The Children’s Media Foundation

APPG

The Children’s Media Foundation is active in the political sphere, lobbying for support for children’s media with Government Ministries, in Parliament and at Party Conferences.

Awareness raising is a key activity, and to that end the CMF was instrumental in setting up the All Party Parliamentary Group (APPG) on Children’s Media and the Arts.

The APPG was founded in June 2011, is chaired by Baroness Benjamin of Beckenham, with Vice Chairs,  Damian Hinds MP (East Hampshire) and Tom Watson MP (West Bromwich East).

The APPG meets regularly as a forum to provide members of both Houses with information and insight into the fast-moving world of children, their media and cultural activity.  The APPG Newsletter provides members with background to the key issues as they emerge, with research insights and contact with the wider world of media and the arts for young people.

From the initial twenty registered members, the group has grown to approximately 80 parliamentarians, from both Houses and across the political spectrum. .  Despite other priorities and busy schedules, the group has kept children’s media and arts on the political agenda.

APPG Headlines 2011-12

  • A report – “What Children are Really Doing Online” by Ian Douthwaite at Dubit Ltd was made available online to all parliamentarians.
  • The APPG newsletter was developed so that time-pressed members could be kept informed of news from the children’s arts and media world.
  • A meeting with UK Animation was held (14th March 2012) prior to the budget, gathering further support and momentum for the campaign and leading to the announcement of a tax break for animation in the 2012 budget.
  • Baroness Benjamin chaired the Westminster Media Forum session on Financing Children’s Media.
  • Baroness Benjamin chaired Westminster Education Forum on the next steps for cultural education.
  • The Bailey Review was revisited (12th June 2012) with its author, Reg Bailey in attendance, to see if it  has “put the brakes on the unthinking drift to greater sexualisation and commercialisation of children.”

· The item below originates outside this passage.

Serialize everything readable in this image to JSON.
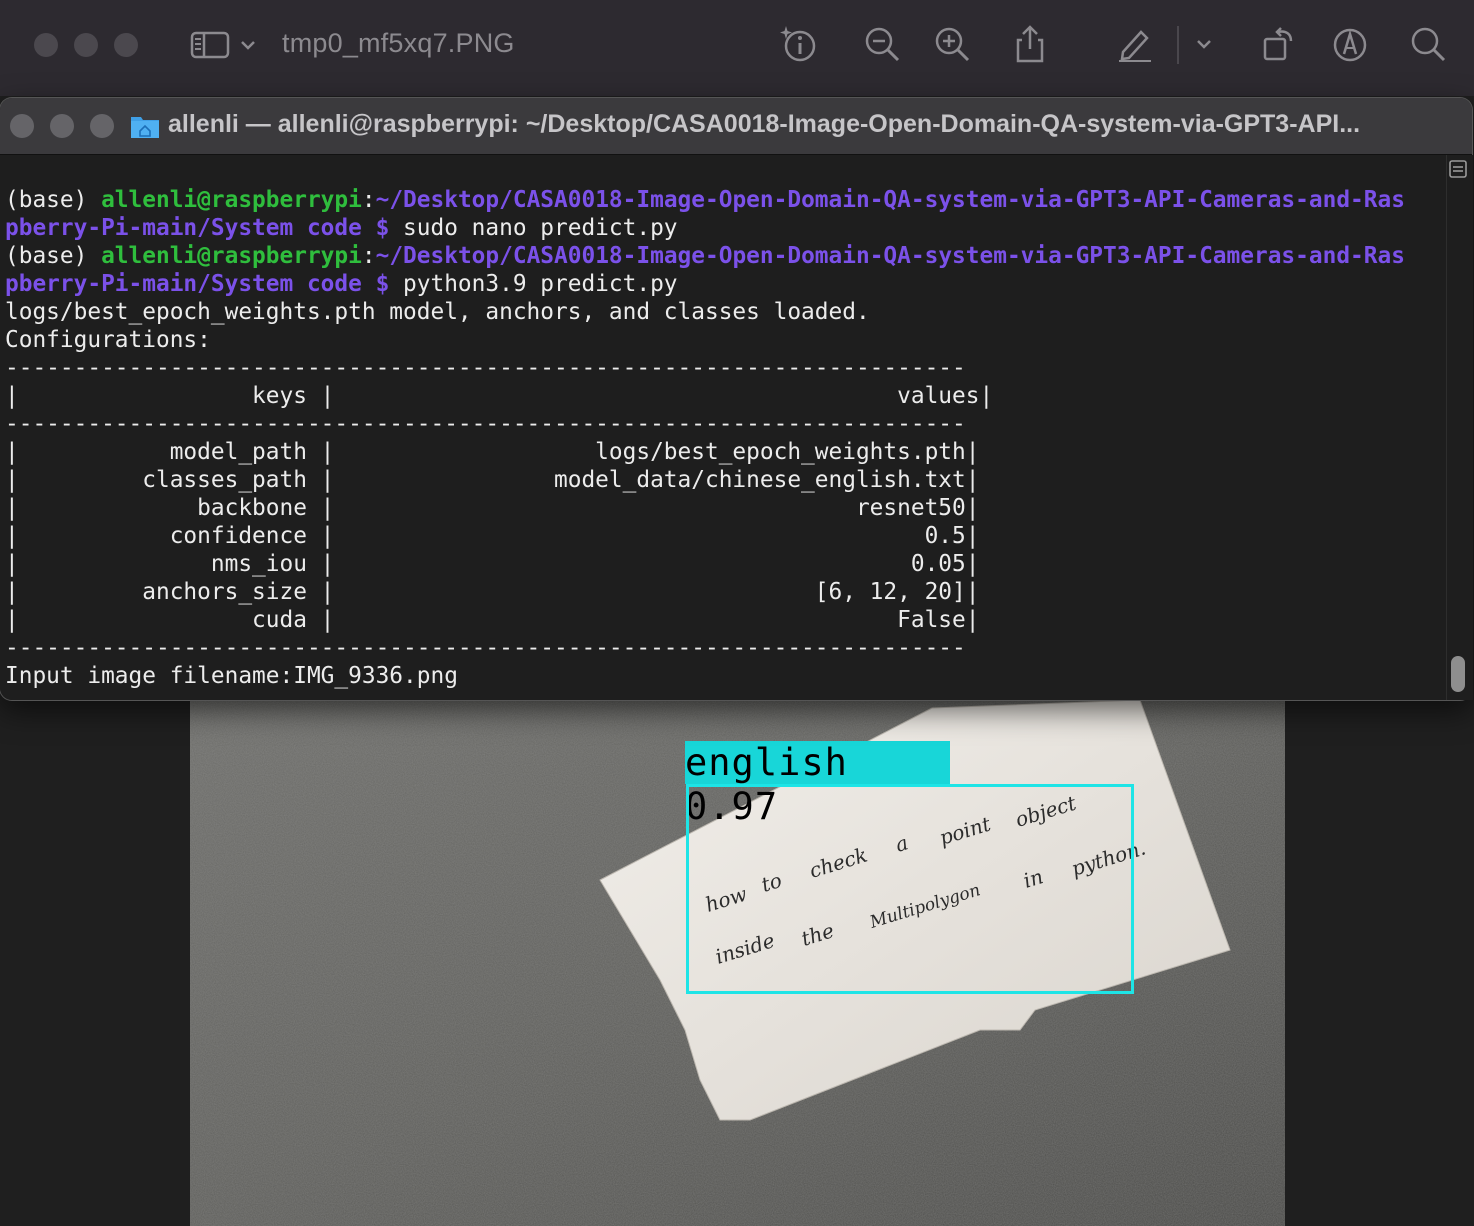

Baroness Benjamin chairs the Bailey review meeting

There is still much to do: older children are still underserved on television, the Internet needs to be safer, and children’s theatre is under threat. In raising awareness of such issues, the group will endeavour to uphold the UN Convention on the Rights of the Child, that states every child has the right to enjoy and participate in cultural and artistic activities, be given news and information appropriately, and educated so that their personality, talents and abilities are developed to the full.